Jitters over another spike in crude oil and a Fed meeting tomorrow helped make for a rather shaky session, resulting in a rather negative market on very light trading. The Dow Industrials dropped 21 points (-0.2%) to 11219, the S&P 500 lost 4 points (-0.3%) to 1276, and the Nasdaq performed the worst of the big three - again - losing 13 points (-0.6%) to 2073. The Russell 2000 fell 5 points (-0.7%) to 696. The Dow Transports put in yet another poor showing, losing 1.4% while the Utilities fell 0.9%. Bonds drifted lower and yields edged higher: 6-month 5.17%, 2-year 4.94%, 5-year 4.86%, 10-year 4.92% and the 30-year 5.00%.
Market internals were solidly in the red, and look worse than the indices might imply. As previously mentioned, volume was very light - a lack of commitment with the Fed meeting tomorrow. Advances/declines were about 2 to 3 on the NYSE and 1 to 2 on the Nasdaq, with up/down volume 7 to 11 on the NYSE and 1 to 3 on the Nasdaq. New highs/lows were 56/67 on the NYSE and 42/106 on the Nasdaq.
More losers than winners among the groups today, but the numbers stayed relatively small. On the up side were the paper stocks (+1.8%), steel stocks (+1.4%), metals and mining (+1.4%) and the gold and silver stocks (+1.1%). Losing ground were the disk drives (-1.5%), biotechs (-1.5%), airlines (-1.4%), transports (-1.4%), health care products (-1.2%), utilities (-1.0%) and REITs (-1.0%).
Energy prices were a big story today, crude oil in particular. The surprise news of an Alaska oil field shutdown sent crude prices up over 2 dollars to $76.98/barrel. Gasoline rose a couple of cents to $2.25/gallon and traders forgot about natural gas, sending the price down to $6.91/mmBTU. The dollar index edged higher to 84.75. Gold also snuck up a few bucks to $649/ounce while silver slipped back to $12.24/ounce.

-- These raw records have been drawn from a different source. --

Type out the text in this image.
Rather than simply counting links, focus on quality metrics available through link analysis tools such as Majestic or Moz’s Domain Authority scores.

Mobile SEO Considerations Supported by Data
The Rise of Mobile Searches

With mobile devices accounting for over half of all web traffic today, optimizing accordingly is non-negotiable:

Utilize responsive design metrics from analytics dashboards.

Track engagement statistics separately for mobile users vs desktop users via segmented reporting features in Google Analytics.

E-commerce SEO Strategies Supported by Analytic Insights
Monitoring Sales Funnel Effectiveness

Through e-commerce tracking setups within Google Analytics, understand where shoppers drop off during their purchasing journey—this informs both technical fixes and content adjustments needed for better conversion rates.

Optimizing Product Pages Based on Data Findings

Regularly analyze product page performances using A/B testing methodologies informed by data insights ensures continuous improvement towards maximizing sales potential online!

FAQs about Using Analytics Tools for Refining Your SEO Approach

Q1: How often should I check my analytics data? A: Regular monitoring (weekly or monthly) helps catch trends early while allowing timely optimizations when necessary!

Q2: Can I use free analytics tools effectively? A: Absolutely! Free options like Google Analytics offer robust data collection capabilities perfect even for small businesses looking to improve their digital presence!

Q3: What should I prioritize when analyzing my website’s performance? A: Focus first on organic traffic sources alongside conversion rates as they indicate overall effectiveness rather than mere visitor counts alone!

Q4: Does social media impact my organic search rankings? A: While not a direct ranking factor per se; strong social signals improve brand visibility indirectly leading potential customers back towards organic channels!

BMB Note: Another day when it felt like the market had a chance to fall apart, but there just weren’t enough people playing to make it happen. It seems that everyone is waiting for Fed Day tomorrow.
The two-dollar jump in oil prices isn’t real good news, especially since we have no idea how long that 400K barrels of supply will be offline.
The big interest rate decision is tomorrow - 2:15 ET - and tomorrow morning will likely be even quieter than today while everyone waits for the word. I know I won’t be making any new bets in one direction or the other until the news is out and the market has decided whether it’s good or bad. And who knows how long that will take? Can there really be much of a rally waiting in the wings when most everyone already assumes there won’t be a rate hike? And considering that fact, the market feels a little on the ’soft’ side in light of Friday’s big reversal and today’s mediocre session.